Un’altra fonte di revenues è costituita dalle sponsorizzazioni. La più importante è quella nata da un accordo con Parmalat per la campagna “Milk & Smile”, che promuove una vita più sana a base di attività fisica e – naturalmente – latte. We-Sport collabora anche con Raduni Sportivi, società veneta al primo posto in Italia nell’organizzazione di eventi “da spiaggia” e Cisalfa, produttore di abbigliamento e attrezzature sportive. La piattaforma software messa a punto dalla startup torinese non rappresenta un risvolto marginale di una iniziativa che è soprattutto tecnologica. L’interfaccia del social network è stata completamente rinnovata da pochi mesi e una delle sue estensioni prevede una applicazione Flash che può essere integrata (“embedded”) in siti Web esterni. In futuro è sicuramente previsto il lancio di app per il mondo mobile, per il quale è già disponibile una applicazione “lite” per il mondo iOs. Secondo i fondatori è infatti indispensabile fare leva su funzionalità come la geolocalizzazione, in modo da poter sfruttare le opportunità di una utenza giovane e orientata alla mobilità.

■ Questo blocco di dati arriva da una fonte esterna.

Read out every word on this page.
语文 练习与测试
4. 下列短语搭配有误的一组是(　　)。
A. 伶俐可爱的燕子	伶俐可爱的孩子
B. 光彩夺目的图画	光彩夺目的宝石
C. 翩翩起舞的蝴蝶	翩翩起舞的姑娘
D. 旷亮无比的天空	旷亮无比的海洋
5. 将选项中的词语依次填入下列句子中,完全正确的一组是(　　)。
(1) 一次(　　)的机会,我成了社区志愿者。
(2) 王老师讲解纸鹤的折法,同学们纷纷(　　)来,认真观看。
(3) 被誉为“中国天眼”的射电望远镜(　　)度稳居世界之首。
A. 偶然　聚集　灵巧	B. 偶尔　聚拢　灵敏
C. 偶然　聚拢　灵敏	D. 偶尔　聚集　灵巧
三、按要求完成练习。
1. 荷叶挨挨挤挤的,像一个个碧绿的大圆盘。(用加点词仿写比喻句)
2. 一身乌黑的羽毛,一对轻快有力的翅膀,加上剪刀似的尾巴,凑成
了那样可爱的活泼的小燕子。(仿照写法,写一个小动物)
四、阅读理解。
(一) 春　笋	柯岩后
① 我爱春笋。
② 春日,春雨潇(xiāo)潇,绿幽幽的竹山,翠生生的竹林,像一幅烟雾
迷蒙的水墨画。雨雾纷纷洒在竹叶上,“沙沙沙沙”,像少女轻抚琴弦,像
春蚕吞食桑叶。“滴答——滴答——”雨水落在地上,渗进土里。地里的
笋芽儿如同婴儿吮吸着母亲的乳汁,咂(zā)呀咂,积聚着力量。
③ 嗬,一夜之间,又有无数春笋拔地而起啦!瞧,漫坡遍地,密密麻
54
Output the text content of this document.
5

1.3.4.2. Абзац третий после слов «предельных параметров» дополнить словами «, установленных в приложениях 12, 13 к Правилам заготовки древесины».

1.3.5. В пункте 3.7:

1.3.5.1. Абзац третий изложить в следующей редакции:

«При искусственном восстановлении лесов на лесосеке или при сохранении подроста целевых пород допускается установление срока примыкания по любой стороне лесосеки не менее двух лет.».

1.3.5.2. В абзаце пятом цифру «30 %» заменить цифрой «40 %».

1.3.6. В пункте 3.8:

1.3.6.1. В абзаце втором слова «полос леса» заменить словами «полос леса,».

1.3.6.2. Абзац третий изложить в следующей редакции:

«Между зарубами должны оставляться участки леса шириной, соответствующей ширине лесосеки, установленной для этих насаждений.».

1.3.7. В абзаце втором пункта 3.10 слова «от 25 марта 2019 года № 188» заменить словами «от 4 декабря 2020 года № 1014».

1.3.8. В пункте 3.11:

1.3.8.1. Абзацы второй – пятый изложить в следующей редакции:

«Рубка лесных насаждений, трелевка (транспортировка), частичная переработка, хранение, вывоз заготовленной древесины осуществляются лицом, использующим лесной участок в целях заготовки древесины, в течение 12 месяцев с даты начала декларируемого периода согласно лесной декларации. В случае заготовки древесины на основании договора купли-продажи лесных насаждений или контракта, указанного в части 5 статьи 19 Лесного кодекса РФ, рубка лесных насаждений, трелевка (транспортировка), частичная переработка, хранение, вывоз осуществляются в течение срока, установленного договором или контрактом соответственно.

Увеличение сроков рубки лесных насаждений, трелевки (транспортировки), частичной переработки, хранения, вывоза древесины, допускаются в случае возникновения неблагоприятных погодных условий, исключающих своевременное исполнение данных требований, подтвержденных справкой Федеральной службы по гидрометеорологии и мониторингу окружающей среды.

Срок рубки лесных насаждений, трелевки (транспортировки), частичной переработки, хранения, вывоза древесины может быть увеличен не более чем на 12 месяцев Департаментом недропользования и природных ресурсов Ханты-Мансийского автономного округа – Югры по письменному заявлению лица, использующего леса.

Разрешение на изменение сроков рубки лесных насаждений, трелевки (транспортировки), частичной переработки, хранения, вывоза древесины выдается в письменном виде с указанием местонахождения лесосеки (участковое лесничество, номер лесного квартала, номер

Il business model – Ma il business model definito dai creatori di We-Sport è ancora più articolato e prevede per esempio la possibilità di fornire informazioni di servizio sugli impianti sportivi pubblici e privati di una città, o di aprire la strada a una forma di pubblicità diversa dal tradizionale banner e ispirata piuttosto alle inserzioni modulari tipiche di un social network come Facebook. «A patto – sottolinea tuttavia Iacuaniello – di fissare precisi limiti tra contenuti e pubblicità». Per il momento iscriversi e partecipare a We-Sport è gratuito, ma nel corso del tempo la comunità potrebbe adottare un modello misto “freemium”, in cui i singoli iscritti partono da un accesso gratuito o vincolato a una modesta fee, ma acquistano al bisogno funzionalità e servizi più evoluti.
Difficile dire se una iniziativa sorta in buona sostanza in un contesto di nicchia e su scala geografica locale riuscirà a coronare davvero i suoi sogni di crescita internazionale. Quel che è certo è che We-Sport riesce a rispettare tutti i requisiti di un social network verticale di successo: una tematica interessante ed estremamente diversificata, una tecnologia robusta e facilmente declinabile in forme diverse, la capacità di arrivare là dove altri mezzi di comunicazione sono carenti, un target giovanile e tecnicamente evoluto. Comunque andrà, sarà una bellissima gara.